Darüber hinaus beachtet die Landwirtschaftliche Alterskasse die Datenschutzvorschriften nach § 35 Erstes Buch Sozialgesetzbuch (SGB I) und §§ 67 bis 84 Zehntes Buch Sozialgesetzbuch (SGB X) sowie die einschlägigen Vorschriften der EU-Datenschutzgrundverordnung (DS-GVO).

Da die Landwirtschaftliche Alterskasse ihre Aufgaben nur mit vollständigen Daten erfüllen kann, haben Sie in diesem Umfang auch eine Mitwirkungspflicht nach § 60 SGB I. Wenn Sie dieser Mitwirkungspflicht nicht nachkommen, kann es sein, dass die Landwirtschaftliche Alterskasse Ihren Anspruch nicht ermitteln kann und Sie Nachteile erleiden.

Datenquellen

Soweit möglich wird die Landwirtschaftliche Alterskasse versuchen, die zur gesetzlichen Aufgabenerfüllung erforderlichen Daten direkt bei Ihnen zu erheben (Direkterhebungsgrundsatz). In diesem Fall werden Sie unmittelbar darüber informiert, welche Daten bzw. Kategorien von Daten erhoben und verarbeitet werden sollen.

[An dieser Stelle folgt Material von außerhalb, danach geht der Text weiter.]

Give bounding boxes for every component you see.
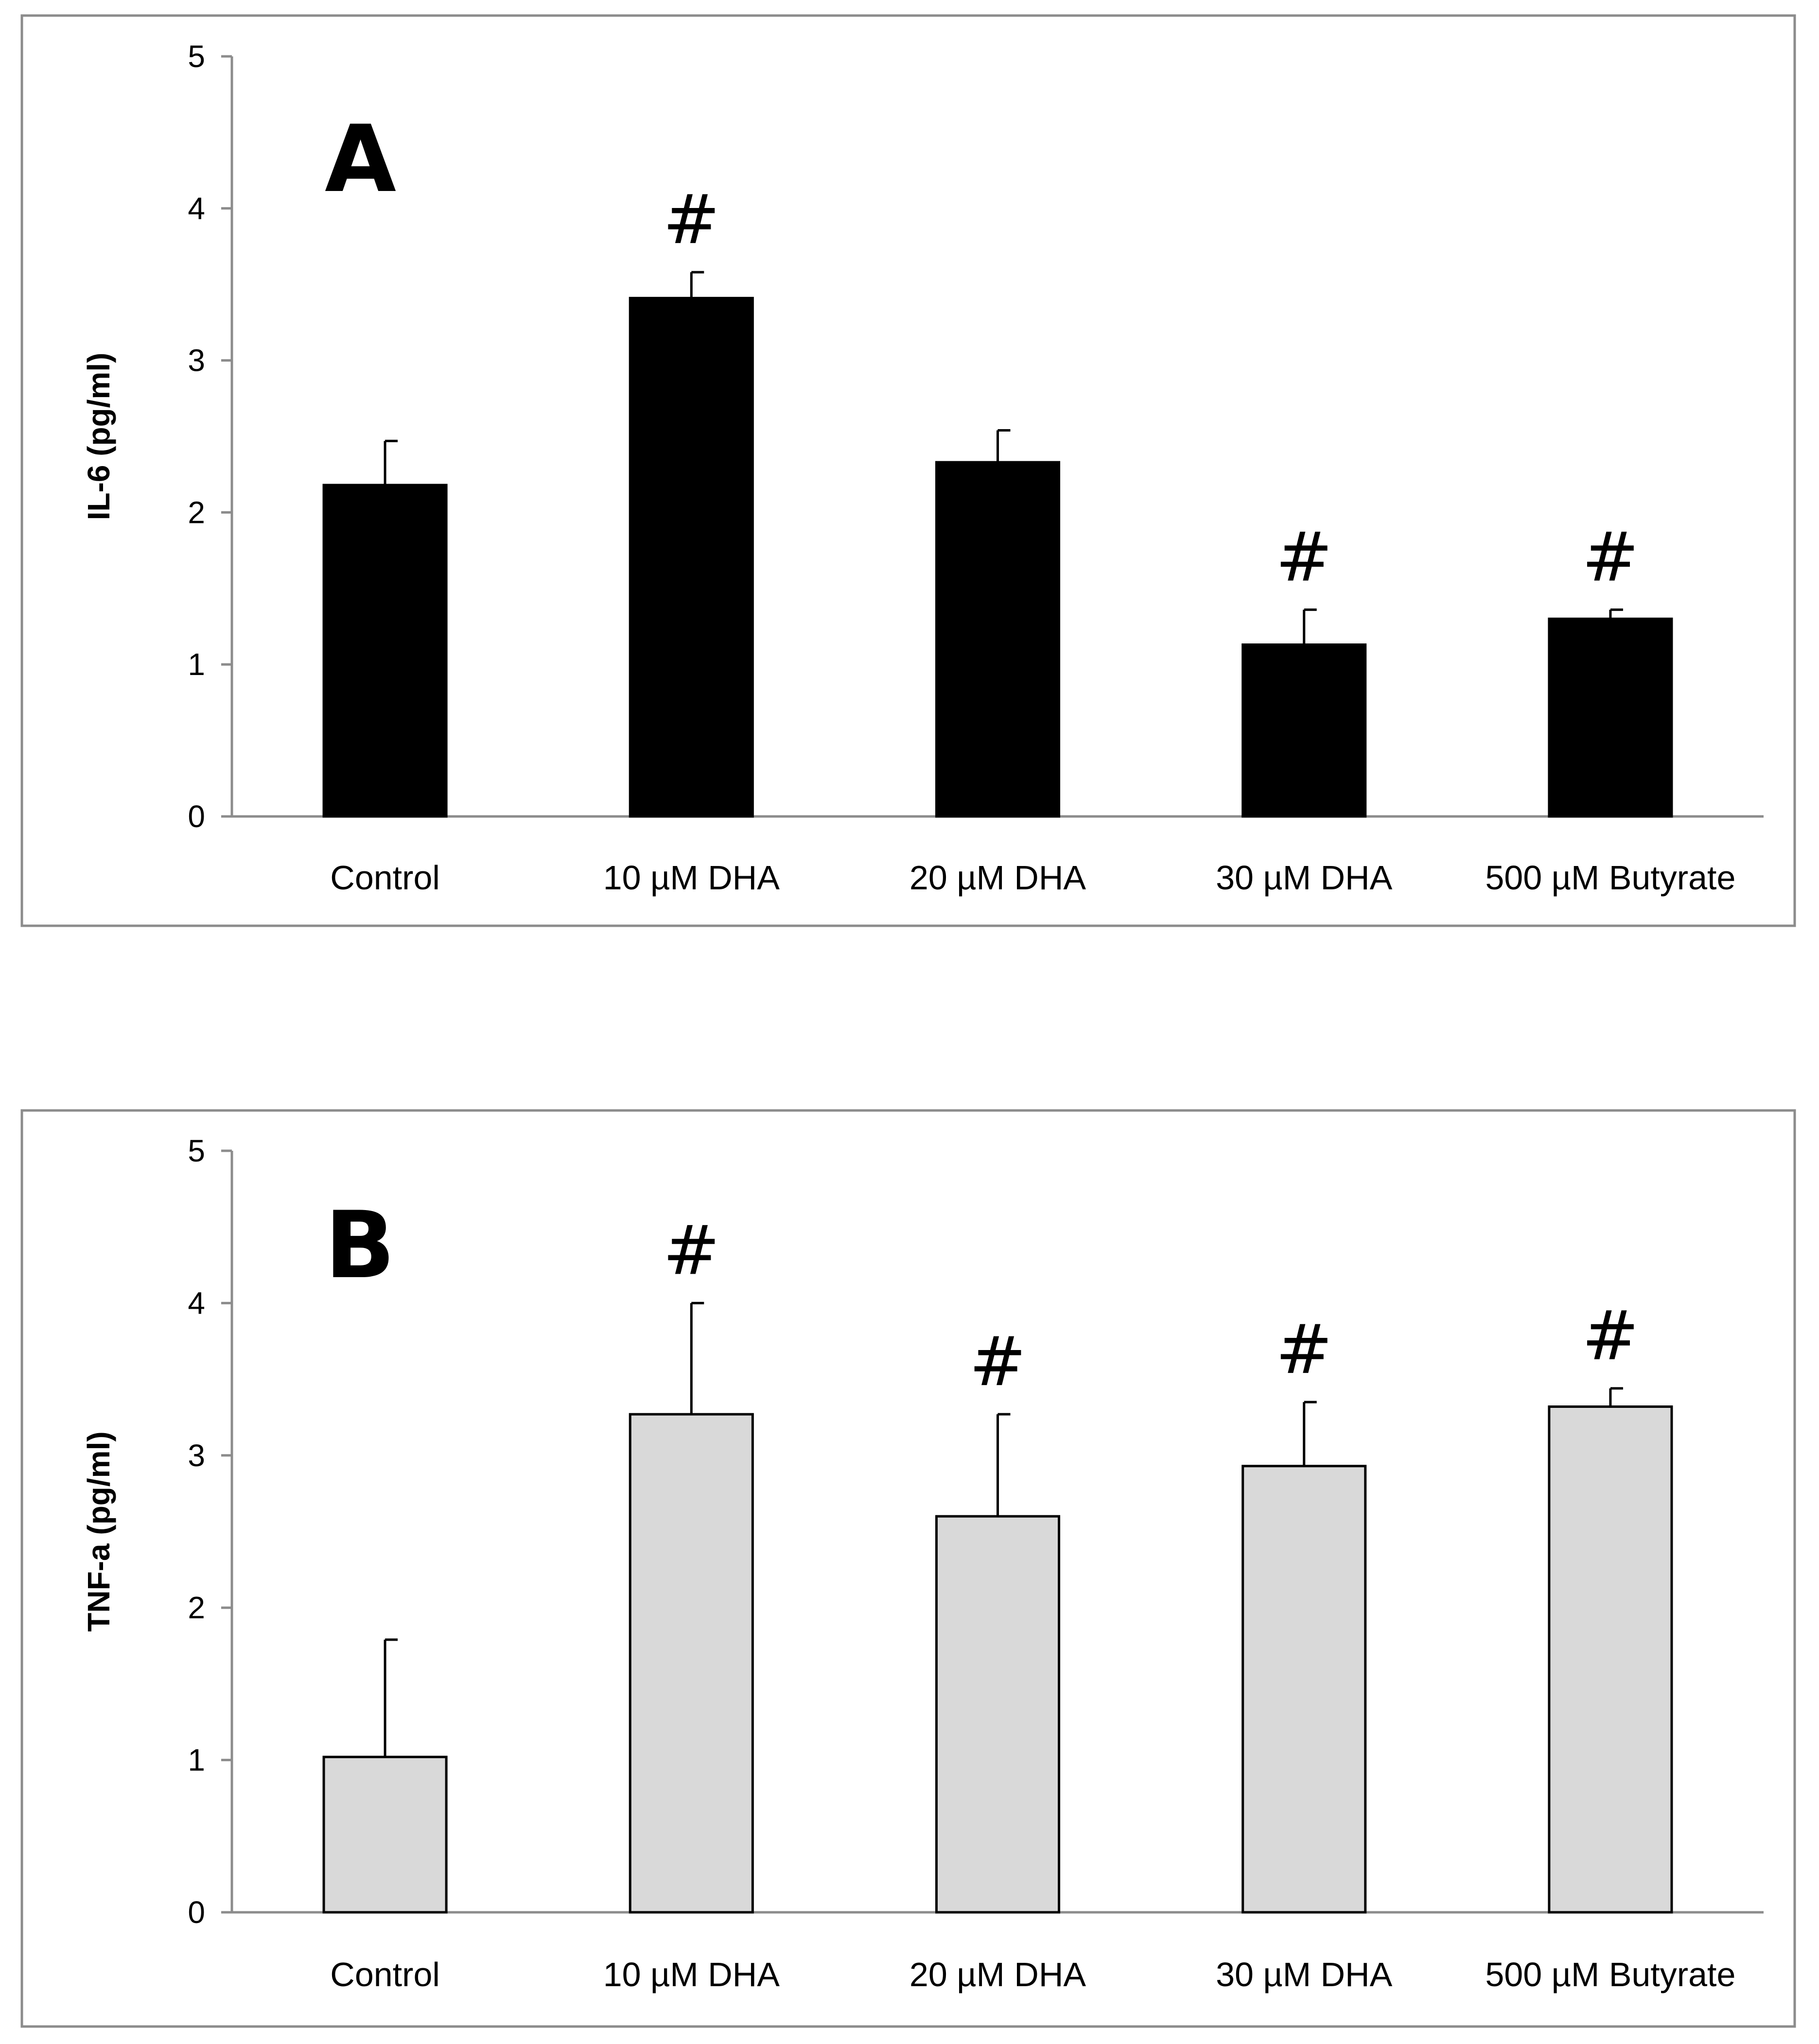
chart1-x-tick-label: 500 µM Butyrate [1485, 1956, 1735, 1993]
panel-a: 0 1 2 3 4 5 IL-6 (pg/ml) A Control 10 µM DHA #20 µ… [20, 14, 1796, 927]
chart1-y-tick-label: 3 [188, 1438, 205, 1473]
chart1-bar [1242, 1465, 1367, 1914]
chart1-x-tick-label: 10 µM DHA [603, 1956, 780, 1993]
chart0-x-tick-label: 30 µM DHA [1216, 859, 1393, 897]
chart0-bar [1242, 643, 1367, 818]
chart1-frame [20, 1109, 1796, 2028]
chart0-frame [20, 14, 1796, 927]
chart1-x-tick-label: 20 µM DHA [910, 1956, 1086, 1993]
chart1-y-tick-label: 2 [188, 1590, 205, 1625]
chart0-y-tick-label: 5 [188, 39, 205, 74]
chart0-y-tick-label: 0 [188, 799, 205, 834]
chart0-bar [629, 296, 754, 818]
chart0-bar [1548, 617, 1673, 818]
chart0-y-tick-label: 1 [188, 647, 205, 682]
chart0-x-tick-label: 20 µM DHA [910, 859, 1086, 897]
chart0-x-tick-label: Control [330, 859, 440, 897]
chart1-bar [935, 1515, 1061, 1914]
chart1-y-tick-label: 5 [188, 1133, 205, 1168]
chart0-significance-marker: # [1276, 518, 1332, 597]
chart0-bar [322, 484, 448, 818]
chart1-x-tick-label: 30 µM DHA [1216, 1956, 1393, 1993]
chart0-y-tick-label: 3 [188, 343, 205, 378]
chart1-bar [322, 1755, 448, 1914]
chart0-y-axis-label: IL-6 (pg/ml) [81, 353, 116, 520]
chart0-x-tick-label: 10 µM DHA [603, 859, 780, 897]
panel-b: 0 1 2 3 4 5 TNF-a (pg/ml) B Control 10 µM DHA #20 … [20, 1109, 1796, 2028]
chart1-panel-letter: B [325, 1192, 395, 1299]
chart1-significance-marker: # [663, 1211, 720, 1290]
chart0-x-tick-label: 500 µM Butyrate [1485, 859, 1735, 897]
chart1-significance-marker: # [1582, 1297, 1639, 1376]
chart1-significance-marker: # [969, 1322, 1026, 1402]
chart1-y-axis-label: TNF-a (pg/ml) [81, 1431, 116, 1631]
chart0-panel-letter: A [325, 105, 396, 213]
chart1-y-tick-label: 1 [188, 1743, 205, 1778]
chart1-significance-marker: # [1276, 1310, 1332, 1389]
chart1-bar [1548, 1405, 1673, 1914]
chart1-y-tick-label: 0 [188, 1895, 205, 1930]
chart1-bar [629, 1413, 754, 1914]
chart0-y-tick-label: 4 [188, 191, 205, 226]
chart0-bar [935, 461, 1061, 818]
chart1-x-tick-label: Control [330, 1956, 440, 1993]
chart0-y-tick-label: 2 [188, 495, 205, 530]
chart1-y-tick-label: 4 [188, 1285, 205, 1320]
chart0-significance-marker: # [663, 180, 720, 260]
chart0-significance-marker: # [1582, 518, 1639, 597]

Da eine Direkterhebung jedoch nicht immer möglich ist, gibt es hierzu gesetzliche Ausnahmen, d. h. die Landwirtschaftliche Alterskasse kann Ihre Daten unter Beachtung der gesetzlichen Voraussetzungen auch bei anderen Personen oder Stellen anfordern. Hierbei kann es sich um folgende Kategorien von Daten handeln:

  • Angaben zur Person (z. B. Name, Vorname, Geburtsdatum, Geburtsort, Geschlecht, Staatsangehörigkeit)
  • Kontaktdaten (z. B. Anschrift, Telefonnummer)
  • Abwicklungsdaten (z. B. steuerliche Identifikationsnummer, zuständiger Rentenversicherungsträger, Sozialversicherungsnummer, Leistungshöhe, Leistungszeitraum)
  • Angaben zur Gewinnermittlungsart des zu versteuernden Einkommens
  • Daten von den Katasterämtern

Sofern die Landwirtschaftliche Alterskasse Daten nicht bei Ihnen direkt erhebt, können diese gemäß den gesetzlichen Bestimmungen aus folgenden Quellen stammen:

  • Ärzte, Gutachter
  • Krankenkassen, Rentenversicherungsträger
  • Gemeindeverwaltung, Finanzbehörden, Flurbereinigungs- und Vermessungsverwaltung

Was passiert mit Ihren Daten?

Im Zuge der Wahrnehmung gesetzlicher Aufgaben kann es notwendig sein, dass die Landwirtschaftliche Alterskasse Ihre Daten Personen oder Stellen außerhalb der Landwirtschaftlichen Sozialversicherung offenlegt. Eine Offenlegung erfolgt hierbei nur, soweit diese im Rahmen der gesetzlichen Vorschriften des Sozialgesetzbuchs bzw. der EU-Datenschutzgrundverordnung (DS-GVO) zulässig ist. Empfänger Ihrer Daten können sein:

  • Andere Sozialleistungsträger und diesen gemäß § 35 Erstes Buch Sozialgesetzbuch (SGB I) gleichgestellte Stellen
  • Andere öffentliche Stellen (z. B. Gerichte, Bundesministerien, Aufsichtsbehörden)
  • Geldinstitute im Rahmen des Zahlungsverkehrs
  • Sonstige Dritte (z. B. andere öffentliche oder nicht-öffentliche Stellen) bei Vorliegen einer entsprechenden Übermittlungsbefugnis
  • Auftragsverarbeiter der SVLFG, das heißt öffentliche oder nicht-öffentliche Stellen, mit denen unter Beachtung der gesetzlichen Vorgaben nach Artikel 28 EU-Datenschutzgrundverordnung (DS-GVO) i. V. m. § 80 SGB X Verträge geschlossen wurden bzw. werden 

Übermittlungen in Drittländer oder internationale Organisationen finden regelmäßig nicht statt.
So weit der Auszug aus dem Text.